You're right. This code works:
import requests
import json
import base64
with open('picture.jpeg', "rb") as f:
data = base64.b64encode(f.read()) # .decode('utf-8')
payload = {}
payload['filename'] = f'picture.jpeg'
payload['data'] = data
# jsonPayload = json.dumps(payload)
response = requests.post('https://<apibase>/api/public/_/files?access_token=<token>', data = payload)
Regarding changing the root, i'm using a shared host so I can't do that. We discussed this at length in
https://github.com/directus/api/issues/636
I'm closing this issue.
@dur41d and @syslogic — would adding anything to the Docs help others avoid this issue?
@dur41d even on a shared hosting, this should be possible, at least while the control-panel permits setting the web-root on a per-domain or a per-subdomain basis (access to this capability may vary from provider to provider). I've already seen this feature request (which is about setting it to another location than / or public/ ) and was thinking about aliasing the location; this also seems rather hosting-configuration related, than it would be directly related to whatever script being deployed there. I would have to create a test-install once, to see if it affects the functionality.
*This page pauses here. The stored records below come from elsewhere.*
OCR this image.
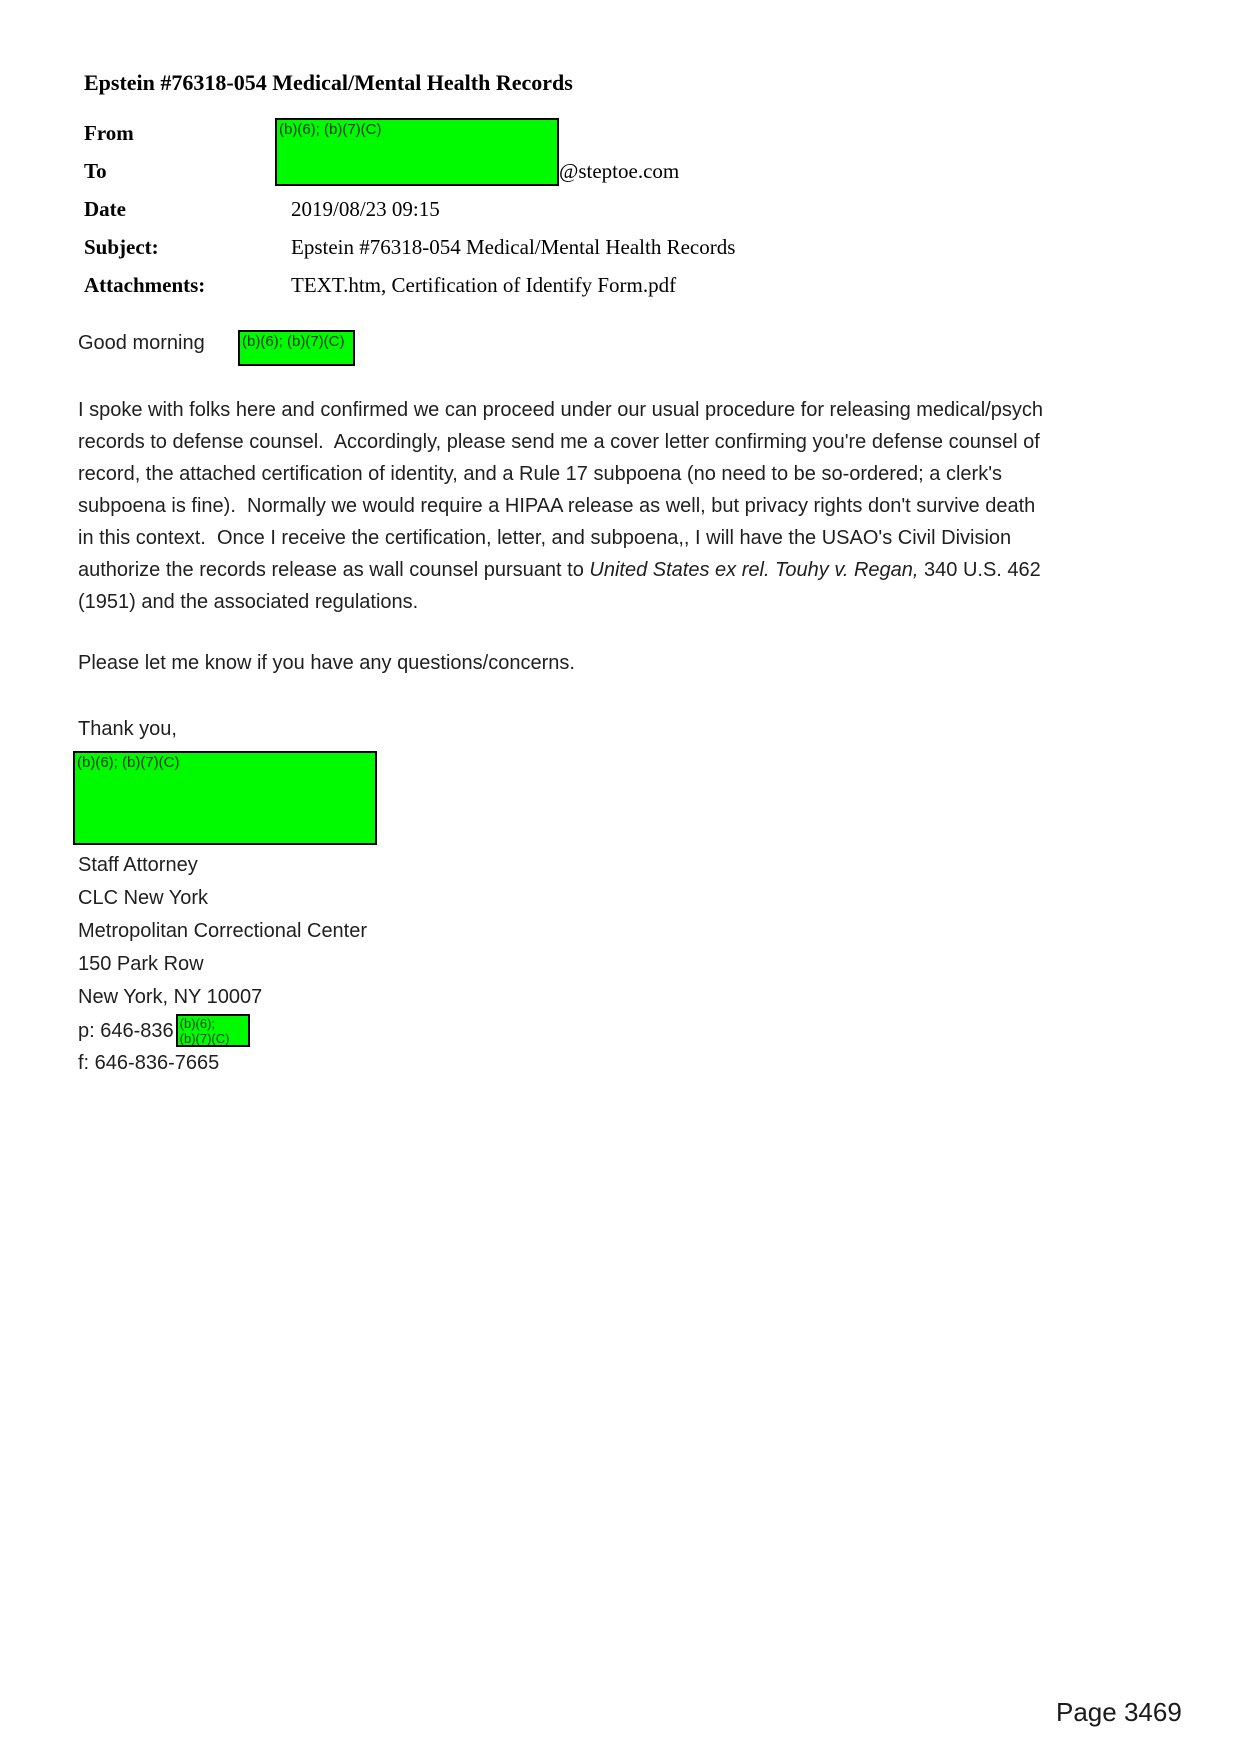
Epstein #76318-054 Medical/Mental Health Records
From
To
Date
Subject:
Attachments:
(b)(6); (b)(7)(C)
@steptoe.com
2019/08/23 09:15
Epstein #76318-054 Medical/Mental Health Records
TEXT.htm, Certification of Identify Form.pdf
Good morning (b)(6); (b)(7)(C)
I spoke with folks here and confirmed we can proceed under our usual procedure for releasing medical/psych
records to defense counsel.  Accordingly, please send me a cover letter confirming you're defense counsel of
record, the attached certification of identity, and a Rule 17 subpoena (no need to be so-ordered; a clerk's
subpoena is fine).  Normally we would require a HIPAA release as well, but privacy rights don't survive death
in this context.  Once I receive the certification, letter, and subpoena,, I will have the USAO's Civil Division
authorize the records release as wall counsel pursuant to United States ex rel. Touhy v. Regan, 340 U.S. 462
(1951) and the associated regulations.
Please let me know if you have any questions/concerns.
Thank you,
(b)(6); (b)(7)(C)
Staff Attorney
CLC New York
Metropolitan Correctional Center
150 Park Row
New York, NY 10007
p: 646-836 (b)(6);
(b)(7)(C)
f: 646-836-7665
Page 3469
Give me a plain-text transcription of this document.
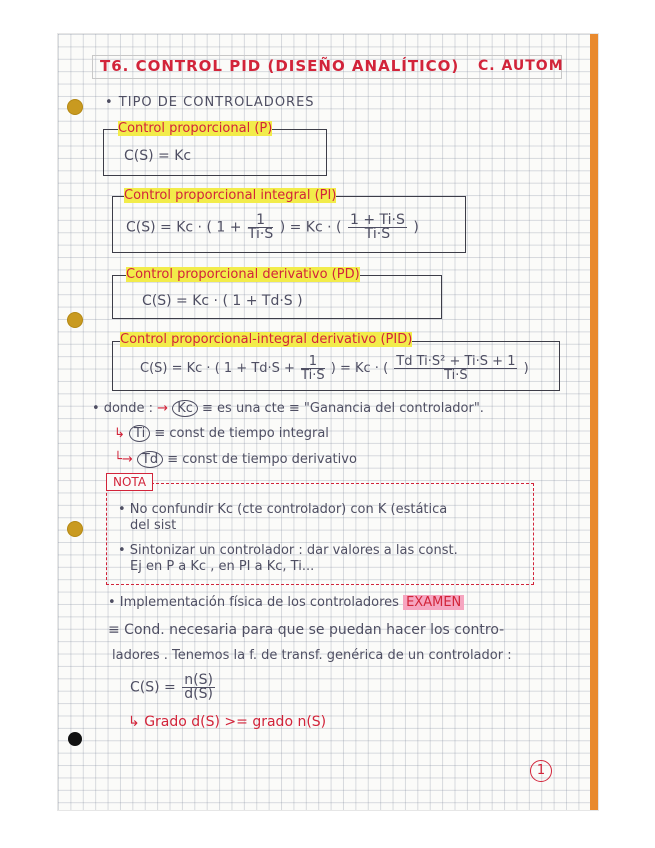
T6. CONTROL PID (DISEÑO ANALÍTICO) C. AUTOM
• TIPO DE CONTROLADORES
Control proporcional (P)
C(S) = Kc
Control proporcional integral (PI)
C(S) = Kc · ( $1 + \frac{1}{Ti\cdot S}$ ) = Kc · ( $\frac{1 + Ti\cdot S}{Ti\cdot S}$ )
Control proporcional derivativo (PD)
C(S) = Kc · ( 1 + Td·S )
Control proporcional-integral derivativo (PID)
C(S) = Kc · ( $1 + Td\cdot S + \frac{1}{Ti\cdot S}$ ) = Kc · ( $\frac{\text{Td Ti·S² + Ti·S + 1}}{Ti\cdot S}$ )
• donde : → Kc ≡ es una cte ≡ "Ganancia del controlador".
↳ Ti ≡ const de tiempo integral
└→ Td ≡ const de tiempo derivativo
NOTA
• No confundir Kc (cte controlador) con K (estática
del sist
• Sintonizar un controlador : dar valores a las const.
Ej en P a Kc , en PI a Kc, Ti...
• Implementación física de los controladores EXAMEN
≡ Cond. necesaria para que se puedan hacer los contro-
ladores . Tenemos la f. de transf. genérica de un controlador :
$C(S) = \frac{n(S)}{d(S)}$
↳ Grado d(S) >= grado n(S)
1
@benhaynes working code-examples in the most common languages might be the best possible support (or example client implementations, which utilize the existing SDK libraries). because ordinary, when knowing how the output shall look alike, this is something one can produce - however, this might still require some trial & error to get there... that's why proven to be working examples would provide a good reference - and example clients would provide starting-points for custom development.
That's a great point @syslogic — we're working through a few priority tickets at the moment, but after that we'll definitely focus more on example code in the Docs (and example code repos). 👍
@syslogic I'm using nearlyfreespeed.net and I don't see that I can change the document root. But in any case I don't want to because I want to use the same site for the api, app and the frontend website and not a separate site for each. I think the api path being hard-coded to public is inflexible and not necessary and does not play well with shared hosts.